Great Plains Energy Incorporated ("Great Plains Energy"), a registered public utility holding company; Kansas City Power & Light Company ("KCPL"), an electric public utility company and wholly-owned subsidiary of Great Plains Energy; Great Plains Power Incorporated, a wholly-owned subsidiary of Great Plains Energy; KCPL Receivable Company, KCPL's wholly-owned special purpose entity all located at 1201 Walnut, Kansas City, MO 64106, and KLT Inc., 10740 Nall Street, Suite 230, Overland Park, Kansas, Great Plains Energy's wholly-owned intermediate holding company (collectively, "Applicants") have filed a post-effective Amendment No. 1 on Form U-1/A application/declaration under Sections 6(a), 7, 9(a)(1), 10 and 12(c) of the Act and Rules 45 and 46 thereunder.
By order dated September 7, 2001, (HCAR 27436) (the "September 7 2001 Order"), the Commission authorized Applicants and their subsidiaries, among other things, to engage in (i) a program of external financing, (ii) intrasystem credit support arrangements, (iii) interest rate hedging measures, and (iv) other intrasystem transactions from time to time through December 31, 2004 (the "Authorization Period").

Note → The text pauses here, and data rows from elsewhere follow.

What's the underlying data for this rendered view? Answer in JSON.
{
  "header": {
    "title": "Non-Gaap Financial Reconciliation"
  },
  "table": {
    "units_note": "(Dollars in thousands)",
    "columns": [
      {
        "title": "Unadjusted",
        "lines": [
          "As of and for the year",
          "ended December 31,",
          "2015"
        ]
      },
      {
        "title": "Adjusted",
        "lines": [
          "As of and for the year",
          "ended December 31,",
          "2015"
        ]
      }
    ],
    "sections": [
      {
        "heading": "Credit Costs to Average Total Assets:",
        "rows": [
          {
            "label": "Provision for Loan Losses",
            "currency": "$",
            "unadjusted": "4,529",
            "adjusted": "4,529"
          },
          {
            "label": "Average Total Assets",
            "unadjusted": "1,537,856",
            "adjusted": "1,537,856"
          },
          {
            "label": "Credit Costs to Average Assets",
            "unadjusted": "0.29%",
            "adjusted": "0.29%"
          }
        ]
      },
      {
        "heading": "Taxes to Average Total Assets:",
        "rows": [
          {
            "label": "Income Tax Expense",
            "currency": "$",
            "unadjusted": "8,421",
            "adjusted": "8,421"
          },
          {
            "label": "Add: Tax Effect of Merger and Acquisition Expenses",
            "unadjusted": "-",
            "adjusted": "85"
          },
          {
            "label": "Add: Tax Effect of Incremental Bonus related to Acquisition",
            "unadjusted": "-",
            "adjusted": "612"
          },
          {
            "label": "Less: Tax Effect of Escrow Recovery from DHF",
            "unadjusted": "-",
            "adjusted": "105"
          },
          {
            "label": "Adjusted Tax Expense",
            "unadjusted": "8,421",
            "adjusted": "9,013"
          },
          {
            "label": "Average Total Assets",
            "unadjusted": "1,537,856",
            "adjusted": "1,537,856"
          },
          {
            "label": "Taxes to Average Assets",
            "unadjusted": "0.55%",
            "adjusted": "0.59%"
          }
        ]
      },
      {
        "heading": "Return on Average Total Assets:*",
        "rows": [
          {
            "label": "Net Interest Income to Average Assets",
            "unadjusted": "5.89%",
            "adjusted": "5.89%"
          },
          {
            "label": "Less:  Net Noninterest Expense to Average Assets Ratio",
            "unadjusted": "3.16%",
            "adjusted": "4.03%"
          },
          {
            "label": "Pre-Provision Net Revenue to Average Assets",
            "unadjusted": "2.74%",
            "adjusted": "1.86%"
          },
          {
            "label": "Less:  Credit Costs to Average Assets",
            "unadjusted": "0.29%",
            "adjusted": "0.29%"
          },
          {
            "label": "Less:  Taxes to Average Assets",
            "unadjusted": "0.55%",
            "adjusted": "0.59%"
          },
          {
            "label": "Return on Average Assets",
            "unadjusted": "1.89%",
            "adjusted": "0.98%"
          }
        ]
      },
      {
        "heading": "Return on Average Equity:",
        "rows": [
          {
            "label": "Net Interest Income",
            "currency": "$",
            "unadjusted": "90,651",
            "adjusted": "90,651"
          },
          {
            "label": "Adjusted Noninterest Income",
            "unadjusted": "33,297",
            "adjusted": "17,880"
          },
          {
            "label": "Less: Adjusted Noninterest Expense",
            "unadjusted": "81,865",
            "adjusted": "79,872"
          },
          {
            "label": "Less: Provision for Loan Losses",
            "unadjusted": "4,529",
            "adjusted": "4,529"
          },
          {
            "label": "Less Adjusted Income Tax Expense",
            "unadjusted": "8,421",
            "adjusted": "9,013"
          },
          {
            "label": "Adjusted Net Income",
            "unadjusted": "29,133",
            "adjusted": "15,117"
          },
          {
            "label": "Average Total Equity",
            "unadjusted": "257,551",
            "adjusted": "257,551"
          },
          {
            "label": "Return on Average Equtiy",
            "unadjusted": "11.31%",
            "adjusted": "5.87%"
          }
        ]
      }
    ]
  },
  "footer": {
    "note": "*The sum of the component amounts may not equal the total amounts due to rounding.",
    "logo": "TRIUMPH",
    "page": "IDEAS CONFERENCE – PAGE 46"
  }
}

In particular, the Commission authorized Great Plains Energy to issue and sell common stock and, directly or indirectly, short-term and long-term debt securities and other forms of preferred or equity-linked securities. The aggregate amount of all such securities issued by Great Plains Energy during the Authorization Period is limited to $450 million under the conditions of the September 7, 2001 Order.
Applicants now request certain modifications to the September 7, 2001 Order as follows: (1) an increase from $450 million to $1.2 billion in the aggregate amount of common stock, short-term and long-term debt securities and other forms of preferred or equity-linked securities that may be issued and sold by Great Plains Energy during the Authorization Period, and (2) an extension of the Authorization Period from December 31, 2004 to December 31, 2005.

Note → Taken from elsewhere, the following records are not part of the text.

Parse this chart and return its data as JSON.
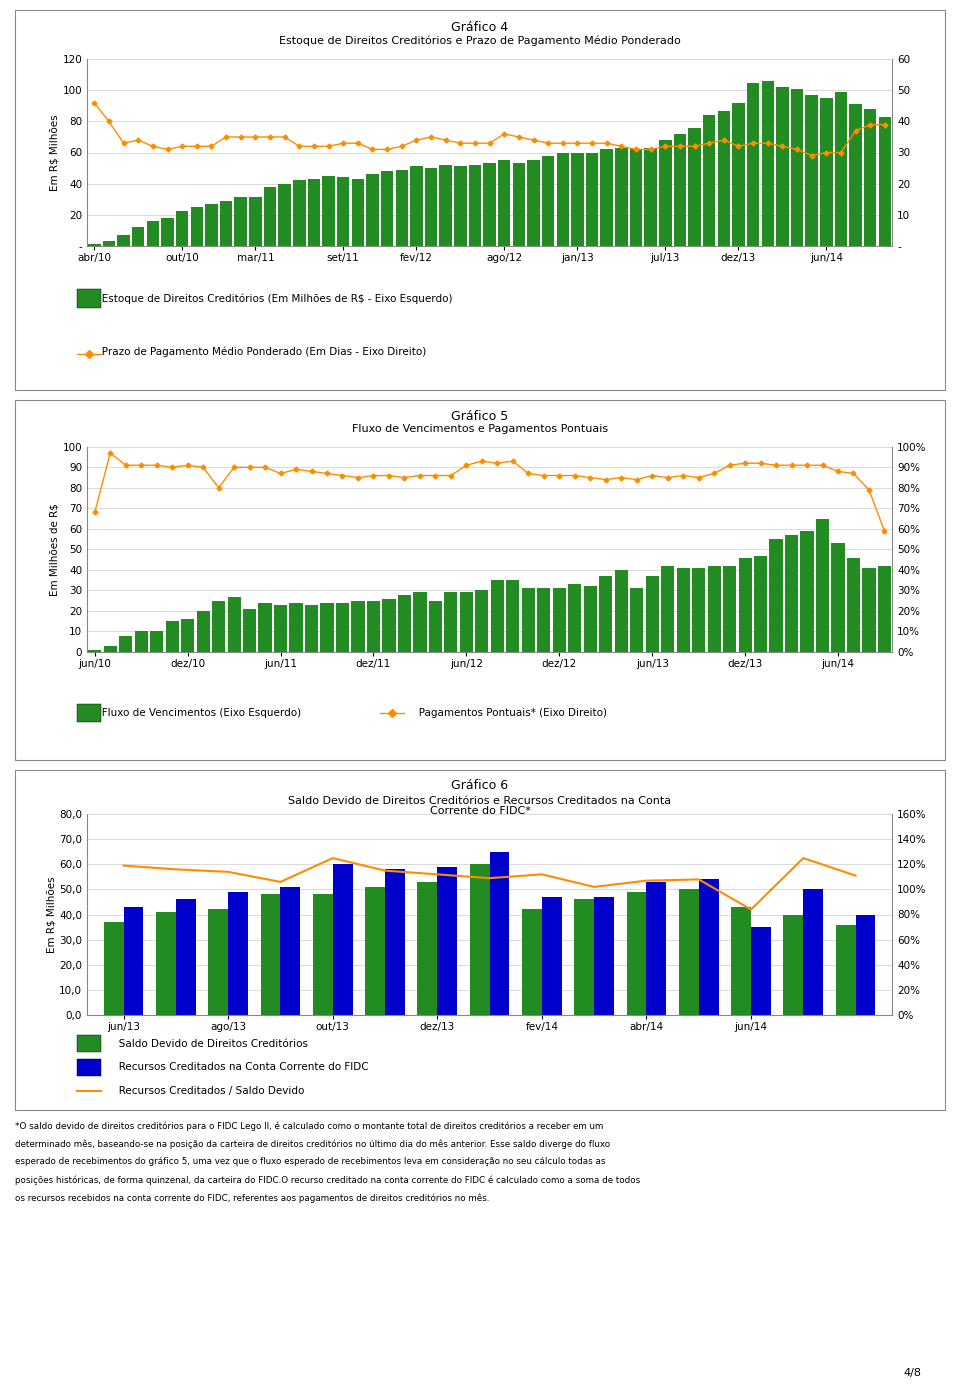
{
  "chart4": {
    "title": "Gráfico 4",
    "subtitle": "Estoque de Direitos Creditórios e Prazo de Pagamento Médio Ponderado",
    "ylabel_left": "Em R$ Milhões",
    "bar_color": "#228B22",
    "line_color": "#FF8C00",
    "bar_ylim": [
      0,
      120
    ],
    "line_ylim": [
      0,
      60
    ],
    "bar_yticks": [
      0,
      20,
      40,
      60,
      80,
      100,
      120
    ],
    "line_yticks": [
      0,
      10,
      20,
      30,
      40,
      50,
      60
    ],
    "bar_ytick_labels": [
      "-",
      "20",
      "40",
      "60",
      "80",
      "100",
      "120"
    ],
    "line_ytick_labels": [
      "-",
      "10",
      "20",
      "30",
      "40",
      "50",
      "60"
    ],
    "xtick_labels": [
      "abr/10",
      "out/10",
      "mar/11",
      "set/11",
      "fev/12",
      "ago/12",
      "jan/13",
      "jul/13",
      "dez/13",
      "jun/14"
    ],
    "xtick_positions": [
      0,
      6,
      11,
      17,
      22,
      28,
      33,
      39,
      44,
      50
    ],
    "bar_values": [
      1,
      3,
      7,
      12,
      16,
      18,
      22,
      25,
      27,
      29,
      31,
      31,
      38,
      40,
      42,
      43,
      45,
      44,
      43,
      46,
      48,
      49,
      51,
      50,
      52,
      51,
      52,
      53,
      55,
      53,
      55,
      58,
      60,
      60,
      60,
      62,
      63,
      62,
      63,
      68,
      72,
      76,
      84,
      87,
      92,
      105,
      106,
      102,
      101,
      97,
      95,
      99,
      91,
      88,
      83
    ],
    "line_values": [
      46,
      40,
      33,
      34,
      32,
      31,
      32,
      32,
      32,
      35,
      35,
      35,
      35,
      35,
      32,
      32,
      32,
      33,
      33,
      31,
      31,
      32,
      34,
      35,
      34,
      33,
      33,
      33,
      36,
      35,
      34,
      33,
      33,
      33,
      33,
      33,
      32,
      31,
      31,
      32,
      32,
      32,
      33,
      34,
      32,
      33,
      33,
      32,
      31,
      29,
      30,
      30,
      37,
      39,
      39
    ],
    "legend1": "Estoque de Direitos Creditórios (Em Milhões de R$ - Eixo Esquerdo)",
    "legend2": "Prazo de Pagamento Médio Ponderado (Em Dias - Eixo Direito)"
  },
  "chart5": {
    "title": "Gráfico 5",
    "subtitle": "Fluxo de Vencimentos e Pagamentos Pontuais",
    "ylabel_left": "Em Milhões de R$",
    "bar_color": "#228B22",
    "line_color": "#FF8C00",
    "bar_ylim": [
      0,
      100
    ],
    "line_ylim": [
      0,
      1.0
    ],
    "bar_yticks": [
      0,
      10,
      20,
      30,
      40,
      50,
      60,
      70,
      80,
      90,
      100
    ],
    "line_yticks": [
      0.0,
      0.1,
      0.2,
      0.3,
      0.4,
      0.5,
      0.6,
      0.7,
      0.8,
      0.9,
      1.0
    ],
    "bar_ytick_labels": [
      "0",
      "10",
      "20",
      "30",
      "40",
      "50",
      "60",
      "70",
      "80",
      "90",
      "100"
    ],
    "line_ytick_labels": [
      "0%",
      "10%",
      "20%",
      "30%",
      "40%",
      "50%",
      "60%",
      "70%",
      "80%",
      "90%",
      "100%"
    ],
    "xtick_labels": [
      "jun/10",
      "dez/10",
      "jun/11",
      "dez/11",
      "jun/12",
      "dez/12",
      "jun/13",
      "dez/13",
      "jun/14"
    ],
    "xtick_positions": [
      0,
      6,
      12,
      18,
      24,
      30,
      36,
      42,
      48
    ],
    "bar_values": [
      1,
      3,
      8,
      10,
      10,
      15,
      16,
      20,
      25,
      27,
      21,
      24,
      23,
      24,
      23,
      24,
      24,
      25,
      25,
      26,
      28,
      29,
      25,
      29,
      29,
      30,
      35,
      35,
      31,
      31,
      31,
      33,
      32,
      37,
      40,
      31,
      37,
      42,
      41,
      41,
      42,
      42,
      46,
      47,
      55,
      57,
      59,
      65,
      53,
      46,
      41,
      42
    ],
    "line_values": [
      0.68,
      0.97,
      0.91,
      0.91,
      0.91,
      0.9,
      0.91,
      0.9,
      0.8,
      0.9,
      0.9,
      0.9,
      0.87,
      0.89,
      0.88,
      0.87,
      0.86,
      0.85,
      0.86,
      0.86,
      0.85,
      0.86,
      0.86,
      0.86,
      0.91,
      0.93,
      0.92,
      0.93,
      0.87,
      0.86,
      0.86,
      0.86,
      0.85,
      0.84,
      0.85,
      0.84,
      0.86,
      0.85,
      0.86,
      0.85,
      0.87,
      0.91,
      0.92,
      0.92,
      0.91,
      0.91,
      0.91,
      0.91,
      0.88,
      0.87,
      0.79,
      0.59
    ],
    "legend1": "Fluxo de Vencimentos (Eixo Esquerdo)",
    "legend2": "Pagamentos Pontuais* (Eixo Direito)"
  },
  "chart6": {
    "title": "Gráfico 6",
    "subtitle": "Saldo Devido de Direitos Creditórios e Recursos Creditados na Conta\nCorrente do FIDC*",
    "ylabel_left": "Em R$ Milhões",
    "bar_color_green": "#228B22",
    "bar_color_blue": "#0000CD",
    "line_color": "#FF8C00",
    "bar_ylim": [
      0,
      80
    ],
    "line_ylim": [
      0,
      1.6
    ],
    "bar_yticks": [
      0,
      10,
      20,
      30,
      40,
      50,
      60,
      70,
      80
    ],
    "line_yticks": [
      0.0,
      0.2,
      0.4,
      0.6,
      0.8,
      1.0,
      1.2,
      1.4,
      1.6
    ],
    "bar_ytick_labels": [
      "0,0",
      "10,0",
      "20,0",
      "30,0",
      "40,0",
      "50,0",
      "60,0",
      "70,0",
      "80,0"
    ],
    "line_ytick_labels": [
      "0%",
      "20%",
      "40%",
      "60%",
      "80%",
      "100%",
      "120%",
      "140%",
      "160%"
    ],
    "xtick_labels": [
      "jun/13",
      "ago/13",
      "out/13",
      "dez/13",
      "fev/14",
      "abr/14",
      "jun/14"
    ],
    "xtick_positions": [
      0,
      2,
      4,
      6,
      8,
      10,
      12
    ],
    "green_values": [
      37,
      41,
      42,
      48,
      48,
      51,
      53,
      60,
      42,
      46,
      49,
      50,
      43,
      40,
      36
    ],
    "blue_values": [
      43,
      46,
      49,
      51,
      60,
      58,
      59,
      65,
      47,
      47,
      53,
      54,
      35,
      50,
      40
    ],
    "line_values": [
      1.19,
      1.16,
      1.14,
      1.06,
      1.25,
      1.15,
      1.12,
      1.09,
      1.12,
      1.02,
      1.07,
      1.08,
      0.84,
      1.25,
      1.11
    ],
    "legend1": "Saldo Devido de Direitos Creditórios",
    "legend2": "Recursos Creditados na Conta Corrente do FIDC",
    "legend3": "Recursos Creditados / Saldo Devido"
  },
  "footnote_lines": [
    "*O saldo devido de direitos creditórios para o FIDC Lego II, é calculado como o montante total de direitos creditórios a receber em um",
    "determinado mês, baseando-se na posição da carteira de direitos creditórios no último dia do mês anterior. Esse saldo diverge do fluxo",
    "esperado de recebimentos do gráfico 5, uma vez que o fluxo esperado de recebimentos leva em consideração no seu cálculo todas as",
    "posições históricas, de forma quinzenal, da carteira do FIDC.O recurso creditado na conta corrente do FIDC é calculado como a soma de todos",
    "os recursos recebidos na conta corrente do FIDC, referentes aos pagamentos de direitos creditórios no mês."
  ],
  "page_label": "4/8",
  "background_color": "#FFFFFF"
}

Except as stated in the preceding paragraph, Applicants are not seeking any other changes or modifications to the terms, conditions or limitations otherwise applicable under the September 7, 2001 Order to any specific securities issued by Great Plains Energy or its subsidiaries.
Great Plains Energy states that the proposed increase in the authorized limit on issuing common stock, short-term and long-term debt securities and other forms of preferred or equity-linked securities will enable it to (1) finance investments and capital expenditures by it and its subsidiaries, (2) to fund future investments in any exempt telecommunications company or energy-related or gas-related company within the meaning of Rule 58, (3) to repay, redeem, refund or purchase by it or its subsidiaries of their respective securities, and (4) to finance the working capital requirements of it and its subsidiaries. Great Plains Energy is not seeking authorization to issue or sell securities for purposes of financing the acquisition of an exempt wholesale generator, or the guarantee of a security of an exempt wholesale generator. Great Plains Energy further states that the proposed increase in the authorized limit will provide additional liquidity to it and the ability to increase its equity to total capitalization ratio, which will strengthen its financial position and enhance its access to the capital markets.
For the Commission by the Division of Investment Management, pursuant to delegated authority.